This case report highlights a novel treatment for a single canine oral papilloma with a 90-second application of a 300 ppm topical molecular iodine solution, twice daily. The site of the lesion exhibited no recurrence over one and a half years. The reaction of the iodine disinfectant mainly involves the structural proteins of the capsid, the tyrosine or histidine residues in the proteins [7]. Much of the current scientific literature shows studies utilizing povidone iodine (PVP-I) as a source of molecular iodine for disinfection and treatments. PVP-I, better known by the trade name Betadine, is a complex of polyvinylpyrrolidone (povidone) and triiodide ions that is widely used as an antiseptic for skin, mucous membranes, and wounds [8]. The molecular iodine treatment of a canine papilloma presented in this case report highlights a novel, simple, inexpensive, non-invasive, and rapid treatment, which did not result in a postoperative wound or systemic effects. This treatment may have potential benefits to animals and humans for other pathologies of viral etiology.
Case presentation
Molecular iodine was chosen for the treatment of a canine oral papilloma. Molecular iodine is frequently used to reduce bacterial levels in both humans and animals prior to surgery [7]. Papillomas are caused by the canine papillomavirus (CPV), which is a non-enveloped virus [9,10]. Antiseptic solutions containing molecular iodine, such as Betadine and other PVP-I brands, have demonstrated a 99.99% efficacy against both enveloped and non-enveloped viruses [11].

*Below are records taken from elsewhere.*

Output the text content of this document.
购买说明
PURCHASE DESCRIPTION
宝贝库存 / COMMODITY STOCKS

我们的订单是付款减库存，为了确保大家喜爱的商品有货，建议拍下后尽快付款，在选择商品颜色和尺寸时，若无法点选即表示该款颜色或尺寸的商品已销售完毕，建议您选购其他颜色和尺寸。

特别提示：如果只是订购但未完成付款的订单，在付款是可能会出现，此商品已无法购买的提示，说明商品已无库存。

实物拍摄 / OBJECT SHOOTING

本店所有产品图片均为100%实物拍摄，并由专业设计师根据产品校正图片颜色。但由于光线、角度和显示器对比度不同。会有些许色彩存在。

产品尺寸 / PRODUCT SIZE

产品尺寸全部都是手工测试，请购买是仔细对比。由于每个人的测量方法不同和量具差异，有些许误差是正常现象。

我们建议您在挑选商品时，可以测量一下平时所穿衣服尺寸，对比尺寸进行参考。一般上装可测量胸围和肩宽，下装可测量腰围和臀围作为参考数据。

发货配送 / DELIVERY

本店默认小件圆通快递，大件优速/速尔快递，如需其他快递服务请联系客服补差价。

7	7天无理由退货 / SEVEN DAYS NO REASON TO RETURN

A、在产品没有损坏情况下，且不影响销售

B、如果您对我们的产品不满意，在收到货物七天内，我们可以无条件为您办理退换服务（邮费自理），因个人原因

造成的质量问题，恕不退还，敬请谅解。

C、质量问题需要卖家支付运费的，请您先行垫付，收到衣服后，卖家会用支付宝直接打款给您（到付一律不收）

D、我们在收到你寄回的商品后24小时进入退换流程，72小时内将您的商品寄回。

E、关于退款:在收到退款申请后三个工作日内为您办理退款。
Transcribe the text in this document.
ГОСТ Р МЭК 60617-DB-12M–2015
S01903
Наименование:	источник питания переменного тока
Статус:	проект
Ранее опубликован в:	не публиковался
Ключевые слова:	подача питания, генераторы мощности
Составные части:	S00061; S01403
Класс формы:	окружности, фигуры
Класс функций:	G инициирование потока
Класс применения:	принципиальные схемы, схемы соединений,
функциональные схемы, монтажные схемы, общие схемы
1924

The antiviral efficacy of these PVP-I solutions is directly related to the amount of free molecular iodine present [12]. The highest level of free molecular iodine achievable in PVP-I solutions has been documented to be 25 ppm. Ironically, this occurs only in the diluted solutions, and the amount of free iodine present in the more concentrated solutions is much lower [13]. It has been shown that even higher concentrations of free molecular iodine are more efficacious as disinfectants. Concentrations of 20-175 ppm destroyed Bacillus subtilis spores as well as Staphylococcus aureus even faster than PVP-I, with its lower concentration of free molecular iodine [14]. Since the virucidal efficacy of iodine solutions is directly related to the concentration of free molecular iodine, there is potentially great clinical value for topical applications of higher concentrations [13]. A solution of molecular iodine at a concentration of 300 ppm was chosen for the treatment of this canine papilloma because it was significantly higher in free molecular iodine concentration than PVP-I and readily available. The molecular iodine solution used in this report is ioVet Oral® (ioTech International, Florida, USA) and has a maximum concentration of molecular iodine of 300 ppm when undiluted.
The papilloma was found in a two-year-old, healthy, fifty-five-pound, male, Australian Shepherd-Poodle mixed breed. The lesion was not present very long before it was noticed, as the owner was in the habit of brushing the dog’s teeth twice daily. The dog resided in a private residence as a family pet and interacted once daily with neighborhood dogs in a local dog park with a shared drinking fountain and shared tennis balls to play with. The dog was not on any immunosuppressive medications and was considered quite healthy. The papilloma was present on the external mucosal surface of the lower left lip and measured approximately 7 mm in diameter. Examination of the mouth revealed only one lesion present. The lesion had a verrucous or cauliflower-like surface texture and was exophytic, as shown in Figure 1.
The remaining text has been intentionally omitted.